While the IMF says that most economies did not enter the pandemic with explicit signs of overvaluation, commercial real estate price misalignments have increased since 2020, with lower median real estate prices met by a similarly large drop in aggregate demand and net income, neither of which has been fully offset by aggressive monetary easing by central banks.

“By and large, these findings suggest that the covid-19 pandemic has resulted in a large shock to commercial real estate market fundamentals, affecting both supply and demand,” the IMF writes. “While some of the factors are conjunctural, related to the recession and the pandemic, others may be reflective of underlying structural changes to come in the commercial real estate market and the economy at large. In this environment, commercial real estate prices may not yet fully reflect these changes, especially in light of the huge uncertainty about the economic outlook, making an assessment of price misalignments more challenging.”

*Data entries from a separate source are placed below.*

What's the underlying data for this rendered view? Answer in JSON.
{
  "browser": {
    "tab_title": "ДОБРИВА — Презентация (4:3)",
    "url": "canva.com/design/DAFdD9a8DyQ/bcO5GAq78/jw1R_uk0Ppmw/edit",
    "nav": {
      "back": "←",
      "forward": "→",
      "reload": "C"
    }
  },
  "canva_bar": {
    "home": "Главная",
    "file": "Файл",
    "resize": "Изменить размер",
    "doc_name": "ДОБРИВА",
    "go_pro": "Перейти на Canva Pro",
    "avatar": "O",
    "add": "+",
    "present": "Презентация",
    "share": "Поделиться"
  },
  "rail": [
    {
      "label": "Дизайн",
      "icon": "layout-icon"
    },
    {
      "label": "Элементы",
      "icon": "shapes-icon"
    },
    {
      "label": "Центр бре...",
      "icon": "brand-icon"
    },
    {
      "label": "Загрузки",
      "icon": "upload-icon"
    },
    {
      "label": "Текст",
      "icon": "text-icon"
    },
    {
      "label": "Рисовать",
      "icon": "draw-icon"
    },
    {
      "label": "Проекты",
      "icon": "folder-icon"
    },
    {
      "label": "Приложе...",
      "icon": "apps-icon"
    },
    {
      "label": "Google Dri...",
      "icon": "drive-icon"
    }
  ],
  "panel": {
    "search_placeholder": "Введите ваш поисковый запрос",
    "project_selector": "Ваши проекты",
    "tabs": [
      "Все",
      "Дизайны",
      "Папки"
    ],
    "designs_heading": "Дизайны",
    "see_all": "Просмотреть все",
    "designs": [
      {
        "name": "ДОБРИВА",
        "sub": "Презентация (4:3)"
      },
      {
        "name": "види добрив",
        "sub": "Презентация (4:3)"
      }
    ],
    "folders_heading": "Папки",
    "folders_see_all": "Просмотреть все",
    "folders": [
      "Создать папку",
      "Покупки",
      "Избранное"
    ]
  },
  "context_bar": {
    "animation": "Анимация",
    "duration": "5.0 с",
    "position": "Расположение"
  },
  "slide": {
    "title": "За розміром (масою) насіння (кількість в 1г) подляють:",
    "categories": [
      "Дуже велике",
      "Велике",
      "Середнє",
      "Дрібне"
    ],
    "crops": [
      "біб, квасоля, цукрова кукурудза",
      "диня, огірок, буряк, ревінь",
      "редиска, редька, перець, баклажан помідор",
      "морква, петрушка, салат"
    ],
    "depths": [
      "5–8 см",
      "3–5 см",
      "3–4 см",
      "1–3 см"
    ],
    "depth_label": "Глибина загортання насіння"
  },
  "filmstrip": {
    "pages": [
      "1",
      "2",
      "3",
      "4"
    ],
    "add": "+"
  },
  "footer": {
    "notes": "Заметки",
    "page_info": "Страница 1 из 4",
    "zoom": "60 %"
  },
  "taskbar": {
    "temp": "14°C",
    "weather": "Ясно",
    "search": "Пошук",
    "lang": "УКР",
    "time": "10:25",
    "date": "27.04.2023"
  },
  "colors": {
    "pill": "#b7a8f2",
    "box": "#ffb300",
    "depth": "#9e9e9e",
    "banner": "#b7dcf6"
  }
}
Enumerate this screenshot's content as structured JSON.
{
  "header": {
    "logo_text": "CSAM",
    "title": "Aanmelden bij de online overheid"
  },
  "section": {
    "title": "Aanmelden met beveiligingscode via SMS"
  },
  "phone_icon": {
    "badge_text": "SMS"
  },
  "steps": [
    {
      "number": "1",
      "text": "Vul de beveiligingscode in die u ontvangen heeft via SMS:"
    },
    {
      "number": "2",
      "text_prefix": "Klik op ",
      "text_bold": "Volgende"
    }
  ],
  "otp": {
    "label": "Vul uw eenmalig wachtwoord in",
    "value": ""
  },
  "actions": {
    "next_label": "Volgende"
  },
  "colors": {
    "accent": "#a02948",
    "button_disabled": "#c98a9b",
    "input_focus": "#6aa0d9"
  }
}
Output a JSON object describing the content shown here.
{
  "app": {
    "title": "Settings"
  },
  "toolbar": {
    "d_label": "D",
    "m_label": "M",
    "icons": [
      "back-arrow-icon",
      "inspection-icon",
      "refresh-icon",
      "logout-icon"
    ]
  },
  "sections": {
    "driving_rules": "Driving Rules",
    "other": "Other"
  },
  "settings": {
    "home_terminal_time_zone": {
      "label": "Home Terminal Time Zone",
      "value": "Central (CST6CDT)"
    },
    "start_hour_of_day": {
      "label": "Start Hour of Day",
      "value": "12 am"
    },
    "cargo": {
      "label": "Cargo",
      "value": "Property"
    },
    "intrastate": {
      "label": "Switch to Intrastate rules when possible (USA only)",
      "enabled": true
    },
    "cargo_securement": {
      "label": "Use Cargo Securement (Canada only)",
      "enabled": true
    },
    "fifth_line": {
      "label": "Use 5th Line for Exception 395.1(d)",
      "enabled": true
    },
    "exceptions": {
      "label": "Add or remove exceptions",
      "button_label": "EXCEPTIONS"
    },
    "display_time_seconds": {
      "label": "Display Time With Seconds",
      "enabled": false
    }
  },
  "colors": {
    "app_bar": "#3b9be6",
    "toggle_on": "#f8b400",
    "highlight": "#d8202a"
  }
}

Per the IMF, a permanent increase in the commercial real estate vacancy rate of just 5 percentage points would have an impact twice as large on bank capital (which could, in turn, undermine financial stability). Such a move would also, according to IMF modeling, lead to a median drop in real estate fair values of 15 percent after five years.

What are we supposed to do about this? 

In the near term, the IMF says “policy support to maintain the flow of credit to non-financial companies and stimulate aggregate demand remain essential to facilitate a recovery of the sector and preserve financial stability.” The fund urges that borrower support measures including debt repayment relief, credit guarantees, and direct support be maintain until economic recovery is firmly established.

In the longer-term, tighter targeted measures–such as caps on loan-to-value or debt-service-to-income ratios specific to commercial real estate, or limits on bank exposure to commercial real estate–could be effective. So, too, could borrower-based measures for residential real estate, due to their impact on the broader multifamily commercial real estate segment.

Finally, commercial-real-estate-related systemic risks from non-bank financial institutions demand “urgent” attention, by “broadening the reach of macro prudential tools and granting macro-prudential powers to relevant supervisors as well as by enhancing data collection.”